Watershed-scale water environmental capacity estimation assisted by machine learning

Abstract

Water environmental capacity (WEC), the maximum amount of contaminants that a water body system can take without unacceptable impact to water quality in the system, is an important index for the managements of water resources and environmental quality. Here we proposed a machine learning-assisted approach that can be used to estimate watershed-scale WEC. In the approach, a process-based model was used to simulate contaminant concentrations at monitoring or critical river locations in response to contaminant inputs in the watershed, while an artificial neural network (ANN) as a machine learning method was trained to link the contaminant inputs in the watershed with the contaminant concentrations at the critical locations. From the linkages, a watershed-scale WEC that meets water quality constraints was obtained using a global optimization method.
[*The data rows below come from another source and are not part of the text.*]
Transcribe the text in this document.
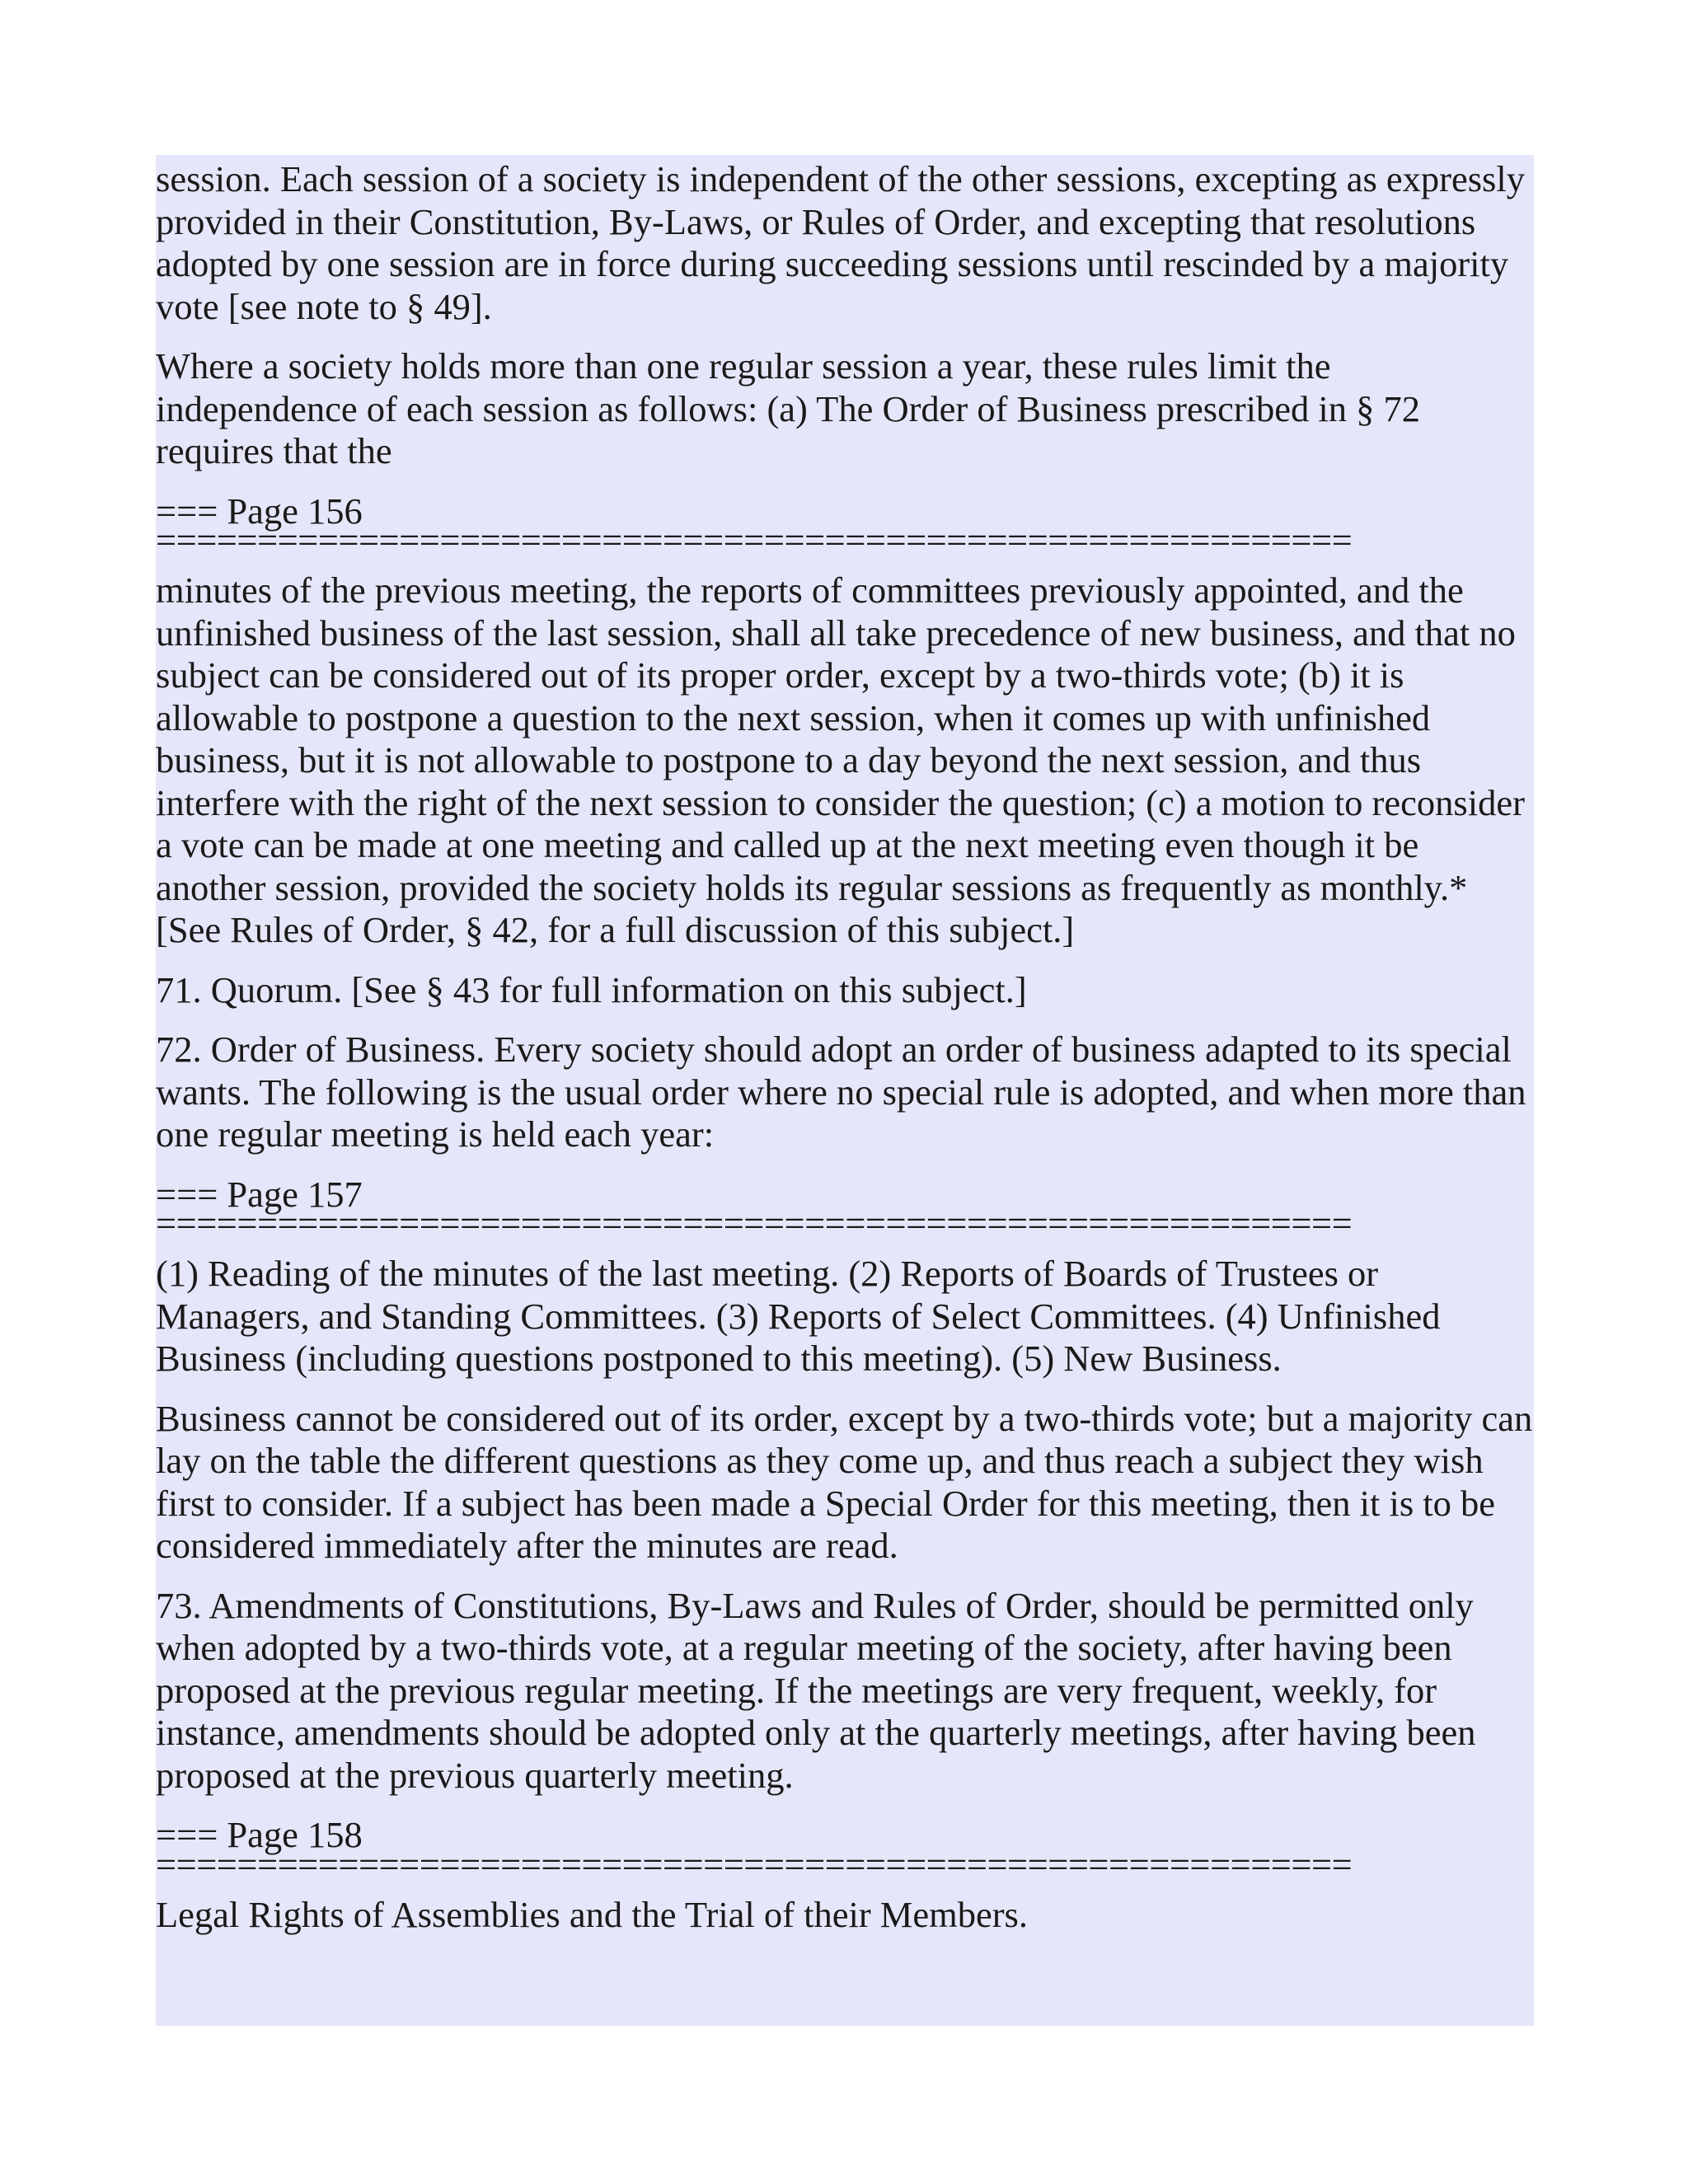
session. Each session of a society is independent of the other sessions, excepting as expressly provided in their Constitution, By-Laws, or Rules of Order, and excepting that resolutions adopted by one session are in force during succeeding sessions until rescinded by a majority vote [see note to § 49].

Where a society holds more than one regular session a year, these rules limit the independence of each session as follows: (a) The Order of Business prescribed in § 72 requires that the

=== Page 156
===========================================================

minutes of the previous meeting, the reports of committees previously appointed, and the unfinished business of the last session, shall all take precedence of new business, and that no subject can be considered out of its proper order, except by a two-thirds vote; (b) it is allowable to postpone a question to the next session, when it comes up with unfinished business, but it is not allowable to postpone to a day beyond the next session, and thus interfere with the right of the next session to consider the question; (c) a motion to reconsider a vote can be made at one meeting and called up at the next meeting even though it be another session, provided the society holds its regular sessions as frequently as monthly.* [See Rules of Order, § 42, for a full discussion of this subject.]

71. Quorum. [See § 43 for full information on this subject.]

72. Order of Business. Every society should adopt an order of business adapted to its special wants. The following is the usual order where no special rule is adopted, and when more than one regular meeting is held each year:

=== Page 157
===========================================================

(1) Reading of the minutes of the last meeting. (2) Reports of Boards of Trustees or Managers, and Standing Committees. (3) Reports of Select Committees. (4) Unfinished Business (including questions postponed to this meeting). (5) New Business.

Business cannot be considered out of its order, except by a two-thirds vote; but a majority can lay on the table the different questions as they come up, and thus reach a subject they wish first to consider. If a subject has been made a Special Order for this meeting, then it is to be considered immediately after the minutes are read.

73. Amendments of Constitutions, By-Laws and Rules of Order, should be permitted only when adopted by a two-thirds vote, at a regular meeting of the society, after having been proposed at the previous regular meeting. If the meetings are very frequent, weekly, for instance, amendments should be adopted only at the quarterly meetings, after having been proposed at the previous quarterly meeting.

=== Page 158
===========================================================

Legal Rights of Assemblies and the Trial of their Members.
The integration of ANN in the WEC estimation is computationally efficient that can avoid exhaustive search of WEC using the process-based model only, especially in a complex river network system. Maozhou River watershed located at Shenzhen City, Southeast China, was used as an example to illustrate the approach with ammonium as an example contaminant. The obtained optimal WEC value varied with different water quality constraints and input distributions. The approach can be used to estimate WEC in the watershed with and without pre-existence contaminant inputs by optimizing the design of new inputs and their distribution. The results had an important implication for future watershed-scale water environmental management.